Ancram was one of three grant recipients, in a program of the state Department of Environmental Conservation (DEC) that awarded a total of $382,500 for “culvert-replacement projects to help restore aquatic habitat in tributary streams of the Hudson River estuary, reduce localized flooding and improve water quality,” DEC Acting Commissioner Marc Gerstman said in a press release. Scenic Hudson Land Trust, Inc. received $97,500 and Ulster County received $65,000.

Colleen Lutz, who serves Ancram in many capacities, including as clerk for the Planning and Zoning boards, wrote the grant application for the town and spoke about it at the September 17 Town Board meeting.
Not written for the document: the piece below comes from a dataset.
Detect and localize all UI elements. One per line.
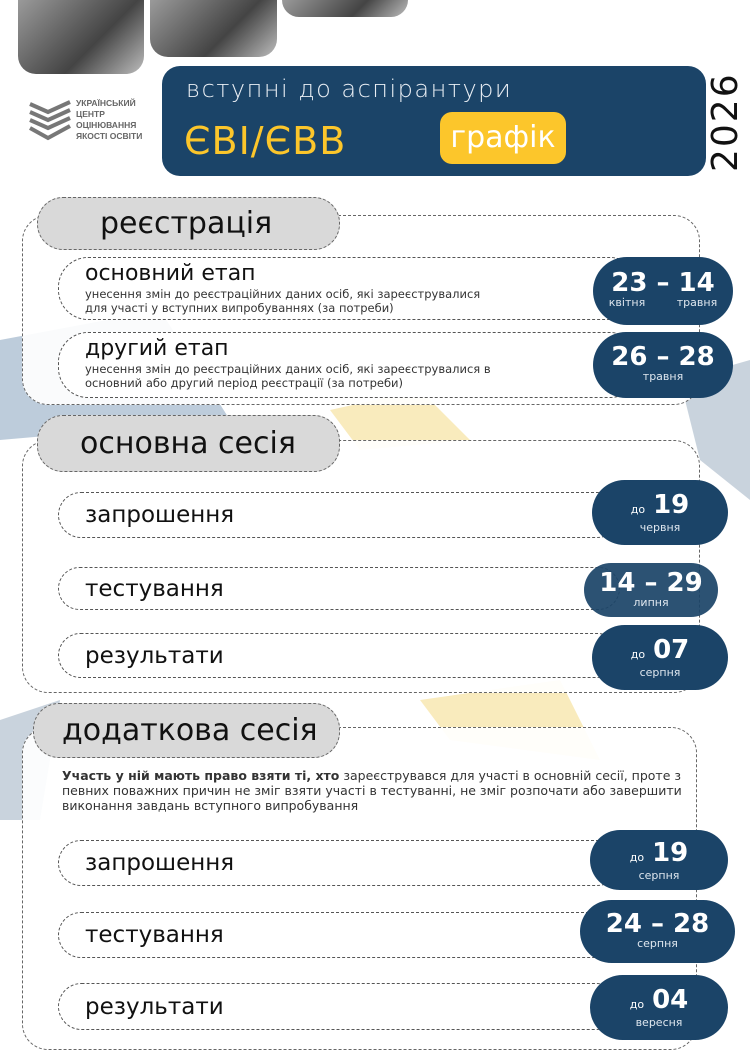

Those present gave her a round of applause for her efforts.

“The culverts also are barriers to the movement of American eel and brown trout. Stream crossings will be redesigned and resized to improve stream flow and capacity, and to maintain stream-bottom habitat for aquatic organisms. Perched culverts-outlets elevated above the downstream water surface may also be restored to grade to improve habitat connection for aquatic life. The streams and related wetlands of the Roeliff Jansen Kill are recreational and cultural resources for residents and tourists,” the DEC release said.

The town will replace a minimum of two and a maximum of 17 culverts and has received the draft of a contract from the DEC, Town Supervisor Art Bassin said in a follow-up phone call this week.

The Town will “do its due diligence up front” by consulting with engineers, the town’s rural community planner Nan Stolzenburg and Laura Sager at the Columbia County Soil and Water Conservation District to make sure the culverts are properly designed and constructed for “maximum aquatic passibility,” said Mr. Bassin. He added that once DEC gives the okay and depending on the specifications, the town’s highway crew may be able to do the bulk of the work.

The money will be distributed to the town in the same manner as the state Consolidated Highway Improvement Program, called “CHIPs money,” the supervisor said. “After we spend it, they pay us back,” he said. The town has two years to complete the work, starting October 1.

In other business the Town Board:

*Heard that despite allowing everyone to swim in the town pool for free this summer, the pool brought in more revenue than last year. A pool fund was set up to receive donations. The town Highway Department will pave an area around the pool for a cost of not more than $2,000

*Heard the Highway Department has taken possession of two new 10-wheel Kenmore trucks with dump bodies, plows and wings, for which the town took out a $396,665 loan. The trucks can haul 18 tons apiece and everyone was invited to go to the town garage to see them and even get in them. Taking them for a spin is negotiable. Mr. Bassin said the town needs two more of these trucks in the next two years

*Was introduced to visitor Peter Cipkowski, who is currently the Hillsdale Town Historian, president of the Roeliff Jansen Historical Society and, according to Mr. Bassin, the Town of Hillsdale’s next supervisor. Mr. Cipkowski is both the Democratic and the Republican nominee for the post

*Heard that the Town Hall roof has a leak. Mr. Bassin climbed into the attic to see what he could see and came back with the assessment that “the Town Hall has a nice looking attic.”

The Town Board’s next meeting is October 15 starting at 6:45 p.m. with another public hearing on the 2016 budget.